The development of the brain depends on the precise coordination of growth and patterning mechanisms. Although the patterning mechanisms are becoming well understood, less is known about the factors that influence the overall shape and size of the brain. However, some studies have indicated that the signalling molecule sonic hedgehog (Shh) might be important in controlling growth and cell survival during the later stages of development. Now, as reported in Nature Neuroscience, Britto et al. propose that Shh also controls a much earlier event in brain morphogenesis, namely the expansion, or 'ballooning', of the forebrain and midbrain vesicles.

In the 1950s, Källén showed that the embryonic chick brain collapses if the notochord and anterior hindbrain are separated from the neuroepithelium. At the time, the resulting convoluted appearance of the brain was attributed to overexpansion of the tissue, and this seemed to be borne out by an increase in the number of mitotic figures. Because of this, the phenomenon became known as 'experimental overgrowth'. However, it was later shown that although more cells were in mitosis, their cell cycle was longer, so the net outcome was actually cell loss.

This result indicated that the notochord might secrete a trophic factor that is important for expansion of the brain vesicles. Could this be Shh? To investigate this issue, Britto et al. recreated Källén's collapse phenotype by separating the notochord from the midbrain. They found that this caused a drop in Shh levels, both in the notochord itself and in the floor plate. The expression of patterning genes was largely unaffected, indicating that the main effect was on growth rather than regional patterning.
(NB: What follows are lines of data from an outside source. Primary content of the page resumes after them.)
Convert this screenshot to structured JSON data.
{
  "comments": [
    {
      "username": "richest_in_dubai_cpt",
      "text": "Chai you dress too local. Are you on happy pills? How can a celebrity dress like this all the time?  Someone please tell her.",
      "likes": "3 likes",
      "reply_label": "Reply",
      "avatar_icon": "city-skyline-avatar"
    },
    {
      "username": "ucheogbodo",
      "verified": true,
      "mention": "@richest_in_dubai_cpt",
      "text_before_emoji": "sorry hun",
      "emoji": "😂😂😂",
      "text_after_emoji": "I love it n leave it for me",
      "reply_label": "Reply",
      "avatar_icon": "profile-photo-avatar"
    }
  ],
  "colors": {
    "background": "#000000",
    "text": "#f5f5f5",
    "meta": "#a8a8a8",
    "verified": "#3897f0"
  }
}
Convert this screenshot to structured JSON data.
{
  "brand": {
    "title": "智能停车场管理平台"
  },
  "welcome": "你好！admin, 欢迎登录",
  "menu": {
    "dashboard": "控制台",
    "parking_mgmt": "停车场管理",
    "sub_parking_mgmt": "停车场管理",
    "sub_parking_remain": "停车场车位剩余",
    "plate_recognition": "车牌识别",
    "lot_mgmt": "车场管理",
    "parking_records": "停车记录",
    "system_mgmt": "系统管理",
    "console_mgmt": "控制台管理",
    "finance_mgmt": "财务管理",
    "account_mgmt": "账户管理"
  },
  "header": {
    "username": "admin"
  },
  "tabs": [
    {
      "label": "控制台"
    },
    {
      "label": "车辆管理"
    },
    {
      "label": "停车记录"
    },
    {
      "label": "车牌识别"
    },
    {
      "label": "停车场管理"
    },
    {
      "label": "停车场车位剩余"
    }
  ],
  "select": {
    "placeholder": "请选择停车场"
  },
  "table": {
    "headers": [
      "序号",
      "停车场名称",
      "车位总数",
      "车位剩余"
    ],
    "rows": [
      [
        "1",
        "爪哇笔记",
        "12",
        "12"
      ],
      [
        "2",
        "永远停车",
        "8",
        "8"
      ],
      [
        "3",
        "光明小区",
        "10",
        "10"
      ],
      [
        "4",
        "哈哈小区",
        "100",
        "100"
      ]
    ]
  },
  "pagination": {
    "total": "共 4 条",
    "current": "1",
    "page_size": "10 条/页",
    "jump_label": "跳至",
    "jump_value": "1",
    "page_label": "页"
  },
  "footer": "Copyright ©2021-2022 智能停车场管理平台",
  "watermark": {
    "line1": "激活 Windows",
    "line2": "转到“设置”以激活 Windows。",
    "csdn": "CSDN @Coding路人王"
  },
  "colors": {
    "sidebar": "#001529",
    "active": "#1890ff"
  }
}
To confirm that Shh was required for vesicle expansion, Britto et al. then tried grafting Shh-expressing COS cells into the region of the ventral midbrain of the manipulated embryos. They showed that the ballooning of the forebrain and midbrain vesicles was restored in a dose-dependent fashion. They also showed that injection of the Shh inhibitor cyclopamine into intact embryos produced an overall reduction in the size of the head, providing further evidence that Shh controls growth in this region.

This is the first direct demonstration that Shh can regulate the ballooning of the forebrain and midbrain vesicles. This study not only provides a long-overdue explanation for an old phenomenon, but also gives us an intriguing insight into the role of Shh in early brain growth.